This is it for Bush administration

It is the moment we’ve been dreading — an opening on the Supreme Court, and an opportunity for Bush to push the Court further to the right. Sandra Day O’Connor, whom Phyllis Schlafly described as “a terrible disappointment,” has announced her retirement. Where the widely anticipated retirement of Chief Justice Rehnquist would allow Bush to replace a conservative with another conservative, O’Connor’s departure presents conservatives with an opportunity they’ve waited a decade for, and now, they’re squabbling. The New York Times is carrying a story on conservative opposition to a potential nomination of Alberto Gonzales, who recently survived unexpectedly tough opposition in his confirmation process for the position of Attorney General, but represents an unknown quantity in conservative litmus tests.

“Whatever else you say about President Bush, he is certainly the type of man who says what he means and means what he says,” said Paul Rosenzweig, a senior fellow at the Heritage Foundation, a conservative group. “I also think it’s clear that the majority who elected him – and who elected 55 members of the Senate – is looking to him to fulfill that pledge. Just as President Clinton took the opportunity to name two very liberal judges, the president’s constituency will be looking to him to appoint a conservative jurist.”

It is a little too trite to say the stakes are huge. “Members of Congress and conservatives close to the White House said that they were confident that Mr. Bush would use the first Supreme Court vacancy of his tenure to nominate a judge in the mold of Antonin Scalia and Clarence Thomas, as he has repeatedly promised to do.” Judges are appointed for life, and “[e]ven at a time when they have unprecedented influence in the nation’s capital, many conservative leaders have become increasingly restive at their comparative lack of sway on the court and have described the selection of the next justice as the most important decision Mr. Bush will make – even if he has to force it through at the expense of his ambitious second-term agenda.”
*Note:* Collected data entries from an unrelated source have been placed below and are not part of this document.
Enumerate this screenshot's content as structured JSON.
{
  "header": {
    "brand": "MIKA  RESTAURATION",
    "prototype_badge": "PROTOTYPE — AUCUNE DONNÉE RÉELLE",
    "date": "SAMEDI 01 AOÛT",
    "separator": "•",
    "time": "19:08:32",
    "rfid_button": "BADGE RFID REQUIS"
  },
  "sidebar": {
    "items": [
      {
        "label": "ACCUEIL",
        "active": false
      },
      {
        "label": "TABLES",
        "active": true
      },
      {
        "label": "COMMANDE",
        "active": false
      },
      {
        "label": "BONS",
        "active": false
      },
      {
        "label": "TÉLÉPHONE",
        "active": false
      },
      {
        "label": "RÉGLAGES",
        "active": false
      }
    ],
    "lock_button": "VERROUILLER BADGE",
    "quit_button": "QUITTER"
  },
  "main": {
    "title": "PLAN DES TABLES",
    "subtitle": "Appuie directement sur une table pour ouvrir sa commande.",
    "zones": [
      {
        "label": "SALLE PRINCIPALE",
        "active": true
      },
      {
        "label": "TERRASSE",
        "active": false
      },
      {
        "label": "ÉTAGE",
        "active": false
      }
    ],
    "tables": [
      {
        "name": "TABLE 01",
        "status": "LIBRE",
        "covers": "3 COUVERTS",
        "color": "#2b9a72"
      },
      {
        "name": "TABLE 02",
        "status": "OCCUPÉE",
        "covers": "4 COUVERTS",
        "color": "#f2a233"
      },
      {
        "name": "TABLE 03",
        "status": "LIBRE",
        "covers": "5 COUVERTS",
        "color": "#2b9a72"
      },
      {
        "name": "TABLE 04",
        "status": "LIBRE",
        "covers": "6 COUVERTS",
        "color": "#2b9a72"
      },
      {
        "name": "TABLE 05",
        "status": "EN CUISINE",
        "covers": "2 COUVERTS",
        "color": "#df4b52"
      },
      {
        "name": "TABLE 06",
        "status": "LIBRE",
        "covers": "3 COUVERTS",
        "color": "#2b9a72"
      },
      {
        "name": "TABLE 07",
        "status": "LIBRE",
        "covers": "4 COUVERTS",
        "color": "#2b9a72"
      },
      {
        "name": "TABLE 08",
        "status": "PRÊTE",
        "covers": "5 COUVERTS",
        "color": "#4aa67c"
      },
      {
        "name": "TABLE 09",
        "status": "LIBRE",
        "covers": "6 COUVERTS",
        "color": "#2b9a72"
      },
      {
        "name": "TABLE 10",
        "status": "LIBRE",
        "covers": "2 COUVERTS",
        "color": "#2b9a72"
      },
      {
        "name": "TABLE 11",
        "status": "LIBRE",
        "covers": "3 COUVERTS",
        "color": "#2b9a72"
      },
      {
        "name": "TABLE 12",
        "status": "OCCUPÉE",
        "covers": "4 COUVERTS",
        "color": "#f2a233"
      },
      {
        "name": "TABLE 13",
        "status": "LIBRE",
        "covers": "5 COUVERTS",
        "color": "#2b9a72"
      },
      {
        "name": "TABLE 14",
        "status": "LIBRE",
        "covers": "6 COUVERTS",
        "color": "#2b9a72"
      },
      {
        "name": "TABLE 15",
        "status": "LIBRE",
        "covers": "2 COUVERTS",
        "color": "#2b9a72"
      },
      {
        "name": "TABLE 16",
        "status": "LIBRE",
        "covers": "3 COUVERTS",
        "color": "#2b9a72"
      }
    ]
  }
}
The Washington Times focuses on those conservatives see as the barbarians on the gate, however, citing Karen Pearl, interim president of Planned Parenthood, saying the organization “has alerted 1 million of its supporters, trained 50,000 local leaders and mobilized more than 170 campus groups to rally against any Supreme Court nominee deemed weak on supporting reproductive rights.”

It will all land in the Senate Judiciary Committee, once again focusing attention on its chairman, Arlen Specter, who has “suggested that the Senate would have difficulty confirming judges who would overturn Roe v. Wade,” and whom the New York Times describes as “[a] rare centrist in a Senate that has shifted increasingly to the right[;] he is reviled by conservatives for dooming the nomination of Robert H. Bork, and by liberals for assuring the confirmation of Justice Clarence Thomas with his aggressive questioning of Anita Hill, the law professor who had accused Justice Thomas of sexual harassment.”